We came back and opened windows…I think I found the perfect climate for any woman in menopause!  Around 65-70 degrees during the day and 40’s at night.  It’s very peaceful here and we are looking forward to exploring the village of Cotacachi tomorrow.  The shops open at 10am, close from 12 to 3, then open again until 6 pm.  You have to plan your shopping trip! Ecuadorians seem to be more motivated by spending time with family and friends than anything else.

So glad we got Skype to call family and friends, but the internet connection here is very, very slow – especially if it’s cloudy or raining.  Please be patient with us!

We saw two beggars on the street yesterday…it breaks my heart, just like it does anywhere else- then Bentley told me that the woman doing the begging owned half the block!  She comes out on the weekends and gets money from the gringos!

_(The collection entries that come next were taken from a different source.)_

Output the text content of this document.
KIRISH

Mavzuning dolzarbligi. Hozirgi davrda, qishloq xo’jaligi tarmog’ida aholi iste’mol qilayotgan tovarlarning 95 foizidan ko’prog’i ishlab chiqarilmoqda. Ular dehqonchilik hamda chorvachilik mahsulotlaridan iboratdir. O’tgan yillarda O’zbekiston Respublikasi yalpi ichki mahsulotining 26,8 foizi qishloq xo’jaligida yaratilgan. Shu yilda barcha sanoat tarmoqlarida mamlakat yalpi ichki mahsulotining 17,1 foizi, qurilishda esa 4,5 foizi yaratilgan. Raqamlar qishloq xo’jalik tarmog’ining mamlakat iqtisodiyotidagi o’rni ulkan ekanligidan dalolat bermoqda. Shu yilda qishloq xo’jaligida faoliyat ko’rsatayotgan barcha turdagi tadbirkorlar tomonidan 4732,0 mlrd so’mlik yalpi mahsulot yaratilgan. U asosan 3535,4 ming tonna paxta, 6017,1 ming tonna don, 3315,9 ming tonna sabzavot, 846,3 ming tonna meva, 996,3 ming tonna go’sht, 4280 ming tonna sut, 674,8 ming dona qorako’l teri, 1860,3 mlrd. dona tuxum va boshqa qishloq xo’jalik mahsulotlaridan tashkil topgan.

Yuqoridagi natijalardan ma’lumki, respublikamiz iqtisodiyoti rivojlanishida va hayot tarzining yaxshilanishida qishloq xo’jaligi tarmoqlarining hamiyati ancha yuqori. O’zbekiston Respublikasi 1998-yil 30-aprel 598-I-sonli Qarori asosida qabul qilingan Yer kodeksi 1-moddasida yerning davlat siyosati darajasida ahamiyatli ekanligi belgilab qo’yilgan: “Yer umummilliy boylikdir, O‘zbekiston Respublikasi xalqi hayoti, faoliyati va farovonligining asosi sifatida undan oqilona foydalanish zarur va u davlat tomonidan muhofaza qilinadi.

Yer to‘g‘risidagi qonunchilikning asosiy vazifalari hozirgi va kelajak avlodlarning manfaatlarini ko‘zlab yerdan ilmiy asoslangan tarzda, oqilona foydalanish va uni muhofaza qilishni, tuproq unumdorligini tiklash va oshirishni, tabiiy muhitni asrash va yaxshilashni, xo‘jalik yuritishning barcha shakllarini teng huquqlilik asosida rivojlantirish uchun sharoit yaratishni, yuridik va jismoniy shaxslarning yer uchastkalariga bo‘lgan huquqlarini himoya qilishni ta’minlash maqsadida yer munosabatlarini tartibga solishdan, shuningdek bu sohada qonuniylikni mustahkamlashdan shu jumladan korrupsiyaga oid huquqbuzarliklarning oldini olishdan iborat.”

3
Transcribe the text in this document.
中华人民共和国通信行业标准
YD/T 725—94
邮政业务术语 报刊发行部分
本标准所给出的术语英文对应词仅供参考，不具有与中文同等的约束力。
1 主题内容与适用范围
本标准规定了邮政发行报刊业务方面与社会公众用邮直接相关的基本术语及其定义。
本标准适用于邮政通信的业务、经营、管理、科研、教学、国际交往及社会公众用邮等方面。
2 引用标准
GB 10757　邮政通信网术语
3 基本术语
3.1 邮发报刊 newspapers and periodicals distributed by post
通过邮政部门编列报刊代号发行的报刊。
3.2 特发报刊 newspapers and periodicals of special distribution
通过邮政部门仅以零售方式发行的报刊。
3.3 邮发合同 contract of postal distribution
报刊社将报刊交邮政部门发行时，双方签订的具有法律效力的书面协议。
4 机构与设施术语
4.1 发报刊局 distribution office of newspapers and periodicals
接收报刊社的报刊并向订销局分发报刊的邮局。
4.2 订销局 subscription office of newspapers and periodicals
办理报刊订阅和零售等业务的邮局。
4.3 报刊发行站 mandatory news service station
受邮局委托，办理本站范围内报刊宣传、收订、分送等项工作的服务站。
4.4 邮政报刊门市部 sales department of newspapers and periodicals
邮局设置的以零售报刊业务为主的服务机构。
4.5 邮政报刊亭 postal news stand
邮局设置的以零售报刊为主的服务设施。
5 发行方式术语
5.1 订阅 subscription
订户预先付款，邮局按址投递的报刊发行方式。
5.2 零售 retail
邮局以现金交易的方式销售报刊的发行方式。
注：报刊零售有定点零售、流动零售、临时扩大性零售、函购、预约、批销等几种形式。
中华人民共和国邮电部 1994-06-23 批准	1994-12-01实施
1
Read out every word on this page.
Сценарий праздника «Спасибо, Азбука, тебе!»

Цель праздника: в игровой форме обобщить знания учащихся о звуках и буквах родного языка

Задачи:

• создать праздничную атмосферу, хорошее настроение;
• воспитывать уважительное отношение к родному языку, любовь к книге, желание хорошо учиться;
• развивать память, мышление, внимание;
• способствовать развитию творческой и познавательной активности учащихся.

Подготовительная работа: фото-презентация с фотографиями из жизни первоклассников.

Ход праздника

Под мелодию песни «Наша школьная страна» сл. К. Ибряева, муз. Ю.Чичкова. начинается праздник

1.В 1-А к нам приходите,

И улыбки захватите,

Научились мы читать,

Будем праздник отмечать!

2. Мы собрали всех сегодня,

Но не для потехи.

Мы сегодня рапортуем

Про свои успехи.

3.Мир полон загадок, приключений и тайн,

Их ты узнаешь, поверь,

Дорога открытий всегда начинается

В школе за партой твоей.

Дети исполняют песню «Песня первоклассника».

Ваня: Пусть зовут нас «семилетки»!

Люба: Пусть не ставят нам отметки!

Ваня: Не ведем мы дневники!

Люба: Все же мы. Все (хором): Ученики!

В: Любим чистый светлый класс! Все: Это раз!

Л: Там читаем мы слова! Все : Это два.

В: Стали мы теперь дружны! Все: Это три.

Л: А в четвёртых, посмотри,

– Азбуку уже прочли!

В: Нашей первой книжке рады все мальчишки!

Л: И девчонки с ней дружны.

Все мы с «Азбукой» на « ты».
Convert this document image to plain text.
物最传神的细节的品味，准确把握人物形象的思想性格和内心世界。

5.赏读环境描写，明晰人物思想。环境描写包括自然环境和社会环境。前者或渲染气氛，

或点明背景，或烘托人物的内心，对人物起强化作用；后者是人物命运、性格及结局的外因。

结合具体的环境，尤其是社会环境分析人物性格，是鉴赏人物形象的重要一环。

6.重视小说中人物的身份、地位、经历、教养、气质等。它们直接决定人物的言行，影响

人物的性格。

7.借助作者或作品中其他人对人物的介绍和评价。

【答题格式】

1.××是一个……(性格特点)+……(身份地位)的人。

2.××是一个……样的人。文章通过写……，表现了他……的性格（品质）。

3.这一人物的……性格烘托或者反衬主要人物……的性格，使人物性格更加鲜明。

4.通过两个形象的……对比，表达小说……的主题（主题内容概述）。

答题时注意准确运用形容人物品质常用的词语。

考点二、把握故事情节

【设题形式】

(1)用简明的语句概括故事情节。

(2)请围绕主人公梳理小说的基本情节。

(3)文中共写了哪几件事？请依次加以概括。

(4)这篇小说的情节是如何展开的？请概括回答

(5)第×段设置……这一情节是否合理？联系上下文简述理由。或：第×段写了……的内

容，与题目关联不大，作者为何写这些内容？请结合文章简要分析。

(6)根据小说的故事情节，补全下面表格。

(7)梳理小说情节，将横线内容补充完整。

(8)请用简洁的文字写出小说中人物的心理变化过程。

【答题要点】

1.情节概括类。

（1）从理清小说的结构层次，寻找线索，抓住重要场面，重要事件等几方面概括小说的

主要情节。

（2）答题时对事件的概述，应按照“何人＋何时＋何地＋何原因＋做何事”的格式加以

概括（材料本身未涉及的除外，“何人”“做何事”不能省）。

Found out that it costs $1.00 to mail a letter, and we have to go to Ibarra or Otavalo.  It also costs $1.00 to receive a letter…you do not get mail at your address here like in the States…although it is very “small town” and everyone knows where you live! No UPS or FedX…there is a DHL in Otavalo, but shipping something is expensive.  We were advised to buy a nylon duffle bag in Otavalo, and stuff it with the items we want to take home (as a carry-on).

We met our next door neighbor today, Christina who is a lawyer from Washington. Tomorrow we’ll explore the village and I’m pretty pumped about Calle de Agosto (leather street)!